7 Mayıs 2010 Cuma

Asker Röportajı


Sevgili arkadaşlarım, saygı değer komutanlarım ve siz çok değerli aile büyüklerim. Bildiginiz üzere çok uzun bir dönem 'tertibim! bi şafak patlat ki serinleyelim' cümlesinden de kolaylıkla tanıyabileceğiniz gibi ordu malıydım. Lakin askerliğide yaptın artık evlendiririz seni cümlelerinden ve akabin de bir askerlik anısı anlat da daşaklarım serinlesin sorularından o kadar sıkıldım ki Ayşe Arman'la bir röportaj yapma gereği duydum. Bunu sizlere sunarken, yaptığınız espirileri sadece sizin yapmadığınızı bir nebze olsun düşündürmek istedim.

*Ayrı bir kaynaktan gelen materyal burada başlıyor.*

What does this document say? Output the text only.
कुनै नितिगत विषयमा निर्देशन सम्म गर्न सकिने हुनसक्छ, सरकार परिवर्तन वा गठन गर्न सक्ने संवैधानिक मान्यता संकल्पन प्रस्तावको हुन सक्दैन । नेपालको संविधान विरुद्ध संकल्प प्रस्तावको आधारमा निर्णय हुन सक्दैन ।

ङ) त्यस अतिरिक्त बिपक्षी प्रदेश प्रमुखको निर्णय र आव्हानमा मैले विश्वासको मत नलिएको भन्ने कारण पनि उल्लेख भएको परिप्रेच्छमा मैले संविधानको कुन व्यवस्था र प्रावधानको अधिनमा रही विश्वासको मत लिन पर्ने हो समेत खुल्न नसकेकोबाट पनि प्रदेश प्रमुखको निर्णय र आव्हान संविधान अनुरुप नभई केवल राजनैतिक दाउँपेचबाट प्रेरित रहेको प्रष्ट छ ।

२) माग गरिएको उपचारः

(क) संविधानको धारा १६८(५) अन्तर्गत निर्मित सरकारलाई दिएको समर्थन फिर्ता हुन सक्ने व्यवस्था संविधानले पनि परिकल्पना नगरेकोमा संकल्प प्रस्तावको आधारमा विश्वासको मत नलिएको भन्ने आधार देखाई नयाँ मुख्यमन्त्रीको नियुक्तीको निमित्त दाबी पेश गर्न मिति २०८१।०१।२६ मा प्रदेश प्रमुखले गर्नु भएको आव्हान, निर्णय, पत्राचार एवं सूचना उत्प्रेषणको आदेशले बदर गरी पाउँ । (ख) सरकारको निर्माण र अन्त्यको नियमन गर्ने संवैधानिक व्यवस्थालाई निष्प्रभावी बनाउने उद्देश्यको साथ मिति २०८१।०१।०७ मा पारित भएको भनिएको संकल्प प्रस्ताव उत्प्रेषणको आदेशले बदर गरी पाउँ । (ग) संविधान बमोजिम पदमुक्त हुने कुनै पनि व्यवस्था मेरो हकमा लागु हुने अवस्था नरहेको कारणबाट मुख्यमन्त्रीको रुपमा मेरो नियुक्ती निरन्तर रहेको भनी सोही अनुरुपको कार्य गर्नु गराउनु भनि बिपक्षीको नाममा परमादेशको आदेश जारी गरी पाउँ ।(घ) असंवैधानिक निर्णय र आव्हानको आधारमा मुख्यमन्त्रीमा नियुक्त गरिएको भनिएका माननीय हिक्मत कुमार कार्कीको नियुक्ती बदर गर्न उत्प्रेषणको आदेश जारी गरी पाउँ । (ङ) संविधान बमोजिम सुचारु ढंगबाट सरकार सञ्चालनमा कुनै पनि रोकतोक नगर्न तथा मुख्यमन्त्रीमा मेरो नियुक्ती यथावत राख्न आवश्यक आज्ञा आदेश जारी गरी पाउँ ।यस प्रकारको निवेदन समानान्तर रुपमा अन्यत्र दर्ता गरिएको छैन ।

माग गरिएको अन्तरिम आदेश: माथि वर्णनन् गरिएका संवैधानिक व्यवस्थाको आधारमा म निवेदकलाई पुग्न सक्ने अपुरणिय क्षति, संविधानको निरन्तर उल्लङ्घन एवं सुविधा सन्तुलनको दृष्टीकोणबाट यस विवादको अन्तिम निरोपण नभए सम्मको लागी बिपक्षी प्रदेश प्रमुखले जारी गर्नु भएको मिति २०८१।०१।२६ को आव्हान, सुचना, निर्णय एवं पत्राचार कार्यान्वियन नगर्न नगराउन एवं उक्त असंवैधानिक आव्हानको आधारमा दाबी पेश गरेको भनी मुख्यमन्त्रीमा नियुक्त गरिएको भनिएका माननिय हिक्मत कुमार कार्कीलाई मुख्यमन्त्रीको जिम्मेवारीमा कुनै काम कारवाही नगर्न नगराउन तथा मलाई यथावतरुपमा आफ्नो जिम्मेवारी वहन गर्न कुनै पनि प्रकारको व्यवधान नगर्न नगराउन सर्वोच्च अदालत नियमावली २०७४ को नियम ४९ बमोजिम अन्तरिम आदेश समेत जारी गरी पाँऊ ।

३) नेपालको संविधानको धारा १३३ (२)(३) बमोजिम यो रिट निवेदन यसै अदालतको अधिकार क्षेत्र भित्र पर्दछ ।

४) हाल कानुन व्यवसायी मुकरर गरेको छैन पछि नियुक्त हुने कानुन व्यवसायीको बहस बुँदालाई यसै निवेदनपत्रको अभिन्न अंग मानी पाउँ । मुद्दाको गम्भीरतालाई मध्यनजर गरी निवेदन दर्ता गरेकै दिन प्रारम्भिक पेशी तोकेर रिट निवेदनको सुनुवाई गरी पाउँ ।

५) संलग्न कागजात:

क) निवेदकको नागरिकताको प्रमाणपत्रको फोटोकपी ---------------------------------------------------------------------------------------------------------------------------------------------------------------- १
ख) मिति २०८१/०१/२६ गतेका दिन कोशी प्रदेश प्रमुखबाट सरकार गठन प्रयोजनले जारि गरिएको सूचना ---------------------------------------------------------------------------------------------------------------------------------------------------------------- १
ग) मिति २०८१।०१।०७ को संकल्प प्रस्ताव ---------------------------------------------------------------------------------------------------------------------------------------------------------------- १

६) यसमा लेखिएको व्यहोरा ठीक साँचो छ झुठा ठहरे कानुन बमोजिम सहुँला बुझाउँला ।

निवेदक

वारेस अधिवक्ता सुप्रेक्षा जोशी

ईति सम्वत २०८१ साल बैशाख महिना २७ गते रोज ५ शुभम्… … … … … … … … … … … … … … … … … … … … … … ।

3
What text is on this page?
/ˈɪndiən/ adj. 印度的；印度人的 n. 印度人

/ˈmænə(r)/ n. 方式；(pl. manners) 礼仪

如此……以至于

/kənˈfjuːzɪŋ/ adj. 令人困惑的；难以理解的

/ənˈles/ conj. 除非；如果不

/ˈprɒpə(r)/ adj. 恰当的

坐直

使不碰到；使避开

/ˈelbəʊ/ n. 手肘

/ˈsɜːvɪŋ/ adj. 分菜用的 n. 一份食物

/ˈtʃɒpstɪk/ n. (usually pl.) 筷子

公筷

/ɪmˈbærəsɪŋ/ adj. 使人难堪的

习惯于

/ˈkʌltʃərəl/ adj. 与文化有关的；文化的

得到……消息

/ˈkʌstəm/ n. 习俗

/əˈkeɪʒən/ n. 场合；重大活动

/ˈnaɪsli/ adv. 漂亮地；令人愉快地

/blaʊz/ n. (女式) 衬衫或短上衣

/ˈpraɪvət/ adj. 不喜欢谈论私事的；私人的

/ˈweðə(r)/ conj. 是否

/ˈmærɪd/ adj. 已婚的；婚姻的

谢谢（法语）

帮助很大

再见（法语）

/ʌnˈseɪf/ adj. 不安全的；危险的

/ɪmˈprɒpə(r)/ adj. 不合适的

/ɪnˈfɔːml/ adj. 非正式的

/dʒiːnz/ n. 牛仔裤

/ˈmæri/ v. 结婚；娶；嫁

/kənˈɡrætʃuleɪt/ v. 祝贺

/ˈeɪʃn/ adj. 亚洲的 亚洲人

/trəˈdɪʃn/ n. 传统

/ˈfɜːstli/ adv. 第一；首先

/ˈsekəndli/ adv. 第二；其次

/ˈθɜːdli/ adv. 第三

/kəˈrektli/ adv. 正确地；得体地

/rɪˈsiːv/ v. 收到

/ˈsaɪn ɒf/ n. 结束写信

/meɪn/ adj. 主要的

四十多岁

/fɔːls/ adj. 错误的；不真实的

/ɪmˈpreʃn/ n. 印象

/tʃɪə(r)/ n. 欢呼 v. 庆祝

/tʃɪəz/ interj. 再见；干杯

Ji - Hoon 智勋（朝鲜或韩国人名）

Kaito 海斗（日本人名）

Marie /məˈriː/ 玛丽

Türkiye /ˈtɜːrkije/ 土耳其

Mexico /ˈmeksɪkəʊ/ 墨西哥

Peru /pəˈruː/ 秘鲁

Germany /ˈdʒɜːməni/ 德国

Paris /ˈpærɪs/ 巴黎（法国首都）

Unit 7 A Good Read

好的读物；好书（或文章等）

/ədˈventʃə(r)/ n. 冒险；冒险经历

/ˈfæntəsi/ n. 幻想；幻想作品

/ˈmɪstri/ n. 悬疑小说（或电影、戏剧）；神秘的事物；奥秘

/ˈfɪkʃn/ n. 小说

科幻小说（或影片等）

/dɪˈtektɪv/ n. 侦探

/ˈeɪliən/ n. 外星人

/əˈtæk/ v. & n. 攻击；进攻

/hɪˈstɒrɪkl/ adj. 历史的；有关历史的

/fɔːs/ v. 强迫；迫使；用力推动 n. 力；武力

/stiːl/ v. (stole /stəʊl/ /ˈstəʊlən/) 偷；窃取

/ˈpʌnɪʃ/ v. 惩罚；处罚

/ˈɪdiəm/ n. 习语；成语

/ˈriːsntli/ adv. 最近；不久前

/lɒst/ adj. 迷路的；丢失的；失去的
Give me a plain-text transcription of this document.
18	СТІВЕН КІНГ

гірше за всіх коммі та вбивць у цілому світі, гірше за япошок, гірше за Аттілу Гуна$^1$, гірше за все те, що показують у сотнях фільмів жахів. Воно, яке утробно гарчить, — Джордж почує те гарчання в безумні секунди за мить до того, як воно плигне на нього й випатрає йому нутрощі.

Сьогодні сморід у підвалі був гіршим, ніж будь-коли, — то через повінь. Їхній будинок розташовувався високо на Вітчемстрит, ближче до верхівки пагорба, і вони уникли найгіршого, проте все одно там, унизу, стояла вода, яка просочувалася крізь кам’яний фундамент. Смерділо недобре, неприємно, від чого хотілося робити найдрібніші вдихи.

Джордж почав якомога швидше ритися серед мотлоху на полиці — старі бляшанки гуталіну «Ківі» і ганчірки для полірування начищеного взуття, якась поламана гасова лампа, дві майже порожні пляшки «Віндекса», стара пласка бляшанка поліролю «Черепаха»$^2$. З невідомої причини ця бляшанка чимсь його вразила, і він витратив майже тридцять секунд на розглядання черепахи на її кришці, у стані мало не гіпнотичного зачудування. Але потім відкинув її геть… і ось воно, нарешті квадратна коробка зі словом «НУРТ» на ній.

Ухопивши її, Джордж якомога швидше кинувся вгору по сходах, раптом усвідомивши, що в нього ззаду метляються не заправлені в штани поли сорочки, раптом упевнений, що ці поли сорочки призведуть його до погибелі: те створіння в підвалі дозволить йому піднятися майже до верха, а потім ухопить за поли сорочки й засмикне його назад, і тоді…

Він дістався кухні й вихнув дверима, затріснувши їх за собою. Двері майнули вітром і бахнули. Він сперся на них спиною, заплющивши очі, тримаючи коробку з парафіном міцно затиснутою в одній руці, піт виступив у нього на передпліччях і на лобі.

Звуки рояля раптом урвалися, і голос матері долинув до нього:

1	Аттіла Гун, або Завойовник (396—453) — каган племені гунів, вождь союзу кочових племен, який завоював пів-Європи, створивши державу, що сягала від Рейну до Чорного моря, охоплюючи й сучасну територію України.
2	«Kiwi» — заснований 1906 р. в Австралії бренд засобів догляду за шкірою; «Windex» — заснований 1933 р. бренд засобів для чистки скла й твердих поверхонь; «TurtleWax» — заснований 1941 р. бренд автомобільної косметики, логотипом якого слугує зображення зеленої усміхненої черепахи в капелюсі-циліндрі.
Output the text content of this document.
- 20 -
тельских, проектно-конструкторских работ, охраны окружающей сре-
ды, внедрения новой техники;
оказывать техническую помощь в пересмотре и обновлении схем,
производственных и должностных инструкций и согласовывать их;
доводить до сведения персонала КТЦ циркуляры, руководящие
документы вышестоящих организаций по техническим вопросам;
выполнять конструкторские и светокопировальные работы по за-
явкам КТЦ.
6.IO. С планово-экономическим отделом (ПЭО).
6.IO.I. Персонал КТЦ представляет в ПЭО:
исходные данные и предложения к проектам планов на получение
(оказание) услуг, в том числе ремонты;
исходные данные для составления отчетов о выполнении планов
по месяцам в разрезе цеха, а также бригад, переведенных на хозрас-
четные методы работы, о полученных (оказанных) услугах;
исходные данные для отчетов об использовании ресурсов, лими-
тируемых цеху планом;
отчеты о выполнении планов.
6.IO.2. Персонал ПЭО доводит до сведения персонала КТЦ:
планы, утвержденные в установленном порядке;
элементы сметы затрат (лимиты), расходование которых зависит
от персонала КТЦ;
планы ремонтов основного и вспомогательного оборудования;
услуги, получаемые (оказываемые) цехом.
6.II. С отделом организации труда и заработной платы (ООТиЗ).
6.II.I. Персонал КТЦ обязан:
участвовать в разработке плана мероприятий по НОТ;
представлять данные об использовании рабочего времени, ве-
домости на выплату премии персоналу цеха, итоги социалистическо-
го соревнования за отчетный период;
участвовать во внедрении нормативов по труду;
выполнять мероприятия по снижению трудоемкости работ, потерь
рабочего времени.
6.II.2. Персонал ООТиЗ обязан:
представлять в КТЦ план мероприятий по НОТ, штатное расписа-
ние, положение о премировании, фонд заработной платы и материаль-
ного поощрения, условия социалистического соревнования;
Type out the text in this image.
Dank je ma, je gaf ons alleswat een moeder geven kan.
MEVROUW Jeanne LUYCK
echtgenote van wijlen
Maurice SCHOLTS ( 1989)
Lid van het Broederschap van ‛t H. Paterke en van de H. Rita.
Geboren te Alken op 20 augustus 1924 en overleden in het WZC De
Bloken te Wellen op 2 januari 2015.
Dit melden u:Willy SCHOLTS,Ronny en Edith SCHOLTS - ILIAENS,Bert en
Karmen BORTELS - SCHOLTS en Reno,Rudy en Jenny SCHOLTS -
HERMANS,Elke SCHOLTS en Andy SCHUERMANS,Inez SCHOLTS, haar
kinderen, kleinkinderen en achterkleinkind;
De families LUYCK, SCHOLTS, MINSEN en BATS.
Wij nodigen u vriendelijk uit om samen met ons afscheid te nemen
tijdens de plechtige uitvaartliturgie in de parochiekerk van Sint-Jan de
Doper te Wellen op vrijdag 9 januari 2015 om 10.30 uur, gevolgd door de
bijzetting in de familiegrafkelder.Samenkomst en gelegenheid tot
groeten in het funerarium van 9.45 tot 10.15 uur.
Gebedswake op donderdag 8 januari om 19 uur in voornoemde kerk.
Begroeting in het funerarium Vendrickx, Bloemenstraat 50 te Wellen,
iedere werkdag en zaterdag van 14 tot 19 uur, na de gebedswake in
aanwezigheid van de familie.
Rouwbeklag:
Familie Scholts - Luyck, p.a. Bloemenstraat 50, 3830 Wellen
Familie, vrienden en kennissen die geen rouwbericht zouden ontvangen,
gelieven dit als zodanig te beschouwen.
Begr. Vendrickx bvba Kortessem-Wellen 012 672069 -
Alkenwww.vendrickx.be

Az da olsa sizi rencide ettiysem ne mutlu bana.

A.A : Ayşe ARMAN.
Ben : Bildiginiz ben.
Adam : Emekli Öğretmen.
-------------------------------------------------------------------------------------
A.A : Merhaba Volkan! deri ceketin güzelmiş.
Ben : Teşekkür ederim, yeni aldım, acayip pahalı.
A.A : Seninle röportaj yapmak istiyorum ama aklımda herhangi bir soru yok.
Ben : Benim aklımda da cevap yok ama bir şekil idare ederim dedim.
A.A : Ee Nasıldı askerlik.
Ben : Valla herşey güzeldi de, helikopterden helikoptere atlarken jarjör değiştirme de zorlandım biraz.
A.A : Jarjör?
Ben : Uzatma diğer soruyu sor.
A.A : Kapıyı tekmeleyip yüzbaşının odasına girdin mi hiç ?
Ben : Yok yav, bizim üst devrelerden bir asker yapmış onu, kapıyı kırmış, yüzbaşı da inat etmiş taktırmıyor kapı.
A.A : ....
Ben : Sen bana inanmadın.
A.A : Ne inanıcam ya, mıntıka temizlerken gördüm ben seni. Fotoğrafını çektim.
Ben : Yasak değil miydi o?
A.A : Yasakmış, baktım kışladan füzeler havalanıyor, üzerime üzerime geliyor, koşarak uzaklaştım, füzeler peşimde ben önlerinde koş babam koş.
Ben : Ben attım onları.
A.A : Hahaha, ben de diyorum bu füzeler niye tembellik güdümlü.
Ben : Bu ayki yazını yazdın mı?
A.A : Burda soruları ben sora....
Ben : Soraman. Alem buysa kral benim, her annenin oğlu asker olur ama, her annenin oğlu tankçı olamaz.
A.A : Tankçı mıydın?
Ben : Hayır.
A.A : Ee niye öyle diyorsun o zaman allah allah.
Ben : İnternet kafedeki askerlerin nicki hep buydu. (Gülüşmeler)
Adam: Gülünecek bir şey varsa söyleyin hep beraber gülelim.
Ben : Abi ben dedim sana emekli öğretmenlerin okey oynayıp memleket kurtardığı kahvede yapmayalım röportaj diye.
A.A : Dur sen bi dur! ne diyorsun amca sen?
Adam: Ne amcası lan? ne amcası?
A.A : Lan.
Ben: Dur abi sakin ol.
A.A : Bırak. (İtişmeler)
A.A : Bak yaşına başına saygım var. (Kakışmalar)
A.A : Kimsin lan sen kimsin! (Küfür kıyametler)
A.A : Sansürle lan beni sansürle.
Ben : Tamam, gel kaçalım büyük dayak geliyor. Bırak hadi..........
A.A : Neyse işte bi gün yine askerdeyim, arka sokaklar izliyoruz 400 kafa, çatışma sahnelerini filan eleştiriyoruz. Çay söyledik gelmedi 10 saattir.
Ben : Allah aşkına ne anlatıyorsun sen ayşe ya.
A.A : Kesmesene oğlum lafımı, zaten bendeki şansa bak, elin kızı tabudeviren adamlarla sıcak sohbetler yapıyor, onun adı röportaj oluyor, aha bizimki de röportaj işte.
Ben : Ee napayım, gömlegimin dügmelerini açıp göğüs kıllarımı mı göstereyim, 15 ay bunun hayalini mi kurdun.
A.A : Neyse, ne yapmayı düşünüyorsun şimdi?
Ben : Ya abi dur bi şimdi, karıştırma. Son bi soru sorup kapatayım röportajı. Şap diye bir şey varmış diyorlar?
A.A : .....
Ben : ???
A.A : !!!!
Ben : Tıkadın işte röportajı, bırak kapat şunu.
A.A : Yemek yiyelim şurda, güzel buranın yemeği.
Ben : Yiyelim.

Not: Fanzin'e teşekkürü borç bilenler.